Description
What
If an ML categorization job creates many many categories, it is probably not worth categorising. To be defensive, we should audit a warning message for jobs where the number of categories is high. This warning would be visible in job messages in the UI but would not be intended to stop the job from continuing.
It is difficult to figure out what "high" is because this is data dependent. This could be a ratio of categories to records_processed once a useful learning period has elapsed. Or it could be a hard upper limit on total number of categories (taking into account multiple partitions if they are configured). Or both.
Ideally this check can be performed in the early stages of the job after it has had a chance to analyze a useful amount of data. This could be at the end of a lookback (before starting real-time) or say after 100 buckets or 1 day (whichever sooner) for real-time only jobs.
Re-assessing this warning during the lifetime of a real-time job would also have some value in cases where the input data changes - however this could get annoying if done too frequently.
Why
Log categorization will group unstructured log messages into categories. For example, Fred accessed file bananas.txt and Wilma accessed file apples.txt would be considered the same message category.
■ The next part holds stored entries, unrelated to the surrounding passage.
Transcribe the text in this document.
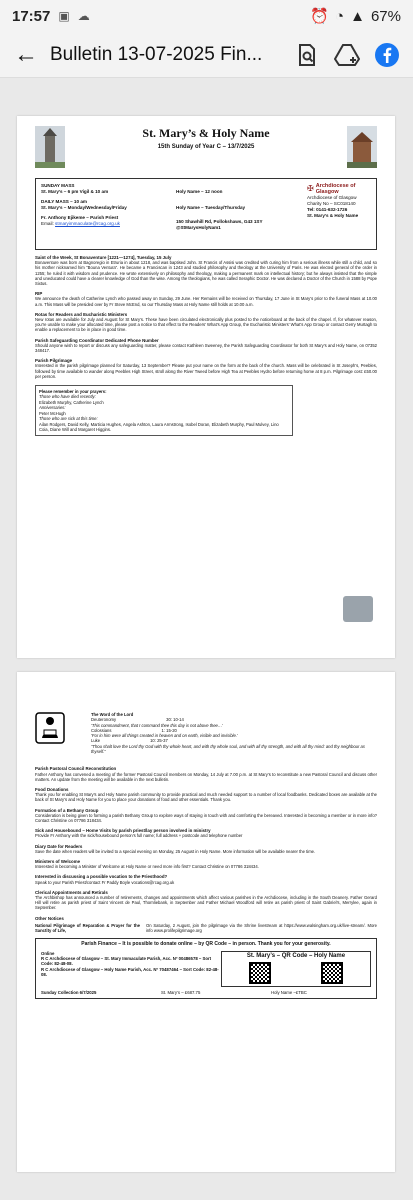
17:57 ▣ ☁	⏰ ◔ ▲ 67%
← Bulletin 13-07-2025 Fin...
St. Mary’s & Holy Name
15th Sunday of Year C – 13/7/2025
SUNDAY MASS
St. Mary’s – 6 pm Vigil & 10 am
DAILY MASS – 10 am
St. Mary’s – Monday/Wednesday/Friday
Fr. Anthony Ejikeme – Parish Priest
Email: stmaryimmaculate@rcag.org.uk
Holy Name – 12 noon
Holy Name – Tuesday/Thursday
150 Shawhill Rd, Pollokshaws, G43 1SY
@StMarysHolyNam1
✠ Archdiocese of Glasgow
Archdiocese of Glasgow
Charity No – SC018140
Tel: 0141-632-1726
St. Mary’s & Holy Name
Saint of the Week, St Bonaventure [1221—1274], Tuesday, 15 July
Bonaventure was born at Bagnoregio in Etruria in about 1218, and was baptised John. St Francis of Assisi was credited with curing him from a serious illness while still a child, and so his mother nicknamed him “Bouna Ventura”. He became a Franciscan in 1243 and studied philosophy and theology at the University of Paris. He was elected general of the order in 1255; he ruled it with wisdom and prudence. He wrote extensively on philosophy and theology, making a permanent mark on intellectual history; but he always insisted that the simple and uneducated could have a clearer knowledge of God than the wise. Among the theologians, he was called Seraphic Doctor. He was declared a Doctor of the Church in 1588 by Pope Sixtus.
RIP
We announce the death of Catherine Lynch who passed away on Sunday, 29 June. Her Remains will be received on Thursday, 17 June in St Mary’s prior to the funeral Mass at 10.00 a.m. This Mass will be presided over by Fr Steve McEnd, so our Thursday Mass at Holy Name still holds at 10.00 a.m.
Rotas for Readers and Eucharistic Ministers
New rotas are available for July and August for St Mary’s. These have been circulated electronically plus posted to the noticeboard at the back of the chapel. If, for whatever reason, you’re unable to make your allocated time, please post a notice to that effect to the Readers’ What’s App Group, the Eucharistic Ministers’ What’s App Group or contact Gerry Murtagh to enable a replacement to be in place in good time.
Parish Safeguarding Coordinator Dedicated Phone Number
Should anyone wish to report or discuss any safeguarding matter, please contact Kathleen Sweeney, the Parish Safeguarding Coordinator for both St Mary’s and Holy Name, on 07352 348417.
Parish Pilgrimage
Interested in the parish pilgrimage planned for Saturday, 13 September? Please put your name on the form at the back of the church. Mass will be celebrated in St Joseph’s, Peebles, followed by time available to wander along Peebles High Street, stroll along the River Tweed before High Tea at Peebles Hydro before returning home at 8 p.m. Pilgrimage cost: £50.00 per person.
Please remember in your prayers:
Those who have died recently:
Elizabeth Murphy, Catherine Lynch
Anniversaries:
Peter McHugh
Those who are sick at this time:
Ailan Rodgers, David Kelly, Marticia Hughes, Angela Ashton, Laura Armstrong, Isobel Doran, Elizabeth Murphy, Paul Mulvey, Lino Coia, Diane Will and Margaret Higgins.
The Word of the Lord
Deuteronomy	30: 10-14
‘This commandment, that I command thee this day is not above thee…’
Colossians	1: 15-20
‘For in him were all things created in heaven and on earth, visible and invisible.’
Luke	10: 25-37
“Thou shalt love the Lord thy God with thy whole heart, and with thy whole soul, and with all thy strength, and with all thy mind: and thy neighbour as thyself.”
Parish Pastoral Council Reconstitution
Father Anthony has convened a meeting of the former Pastoral Council members on Monday, 14 July at 7.00 p.m. at St Mary’s to reconstitute a new Pastoral Council and discuss other matters. An update from the meeting will be available in the next bulletin.
Food Donations
Thank you for enabling St Mary’s and Holy Name parish community to provide practical and much needed support to a number of local foodbanks. Dedicated boxes are available at the back of St Mary’s and Holy Name for you to place your donations of food and other essentials. Thank you.
Formation of a Bethany Group
Consideration is being given to forming a parish Bethany Group to explore ways of staying in touch with and comforting the bereaved. Interested in becoming a member or in more info? Contact Christine on 07786 318434.
Sick and Housebound – Home Visits by parish priest/lay person involved in ministry
Provide Fr Anthony with the sick/housebound person’s full name; full address + postcode and telephone number
Diary Date for Readers
Save the date when readers will be invited to a special evening on Monday, 25 August in Holy Name. More information will be available nearer the time.
Ministers of Welcome
Interested in becoming a Minister of Welcome at Holy Name or need more info first? Contact Christine on 07786 318434.
Interested in discussing a possible vocation to the Priesthood?
Speak to your Parish Priest/contact Fr Paddy Boyle vocations@rcag.org.uk
Clerical Appointments and Retirals
The Archbishop has announced a number of retirements, changes and appointments which affect various parishes in the Archdiocese, including in the South Deanery. Father Gerard Hill will retire as parish priest of Saint Vincent de Paul, Thornliebank, in September and Father Michael Woodford will retire as parish priest of Saint Gabriel’s, Merrylee, again in September.
Other Notices
National Pilgrimage of Reparation & Prayer for the Sanctity of Life,
On Saturday, 2 August, join the pilgrimage via the Shrine livestream at https://www.walsingham.org.uk/live-stream/. More info www.prolifepilgrimage.org
Parish Finance – It is possible to donate online – by QR Code – in person. Thank you for your generosity.
Online
R C Archdiocese of Glasgow – St. Mary Immaculate Parish, Acc. Nº 00486578 – Sort Code: 82-48-08.
R C Archdiocese of Glasgow – Holy Name Parish, Acc. Nº 70487464 – Sort Code: 82-48-08.
St. Mary’s – QR Code – Holy Name
Sunday Collection 6/7/2025	St. Mary’s – £687.75	Holy Name –£TBC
From here, you can use current anomaly detection to model and identify unusual counts of categories of log message and/or rare log message categories.
To create a ML categorization job, it requires a timestamp and a message field. Categorization works best on machine written log messages, typically logging written by a developer for the purpose of system troubleshooting. For example, we would get very poor results trying to categorize each sentence in the complete works of Shakespeare because sentences are different and do not share similar structure. However we would generally get good results if categorizing applications logs with repeated messages (where certain fields changing in each doc e.g. hostname, IP addr, username).
Consequently, an ML categorization job is worth using providing the data it is analyzing is suitable for categorizing. This is not necessarily immediately obvious to all potential users of the system, therefore we should attempt to warn users if the job is not categorizing well.
When
Log categorization has been part of ML anomaly detection for a long time, but has been a bit of a hidden feature. This is now changing.
In 7.6 (tbc) we are working on a new ML UI Wizard elastic/kibana#53009 which will make it easier to create categorization jobs. Logs UI Observability team are also working on integrating with ML elastic/kibana#53004.
With more visibility of the categorization feature, we should look at seeing how we can enhance its usability so users get a better experience of the functionality.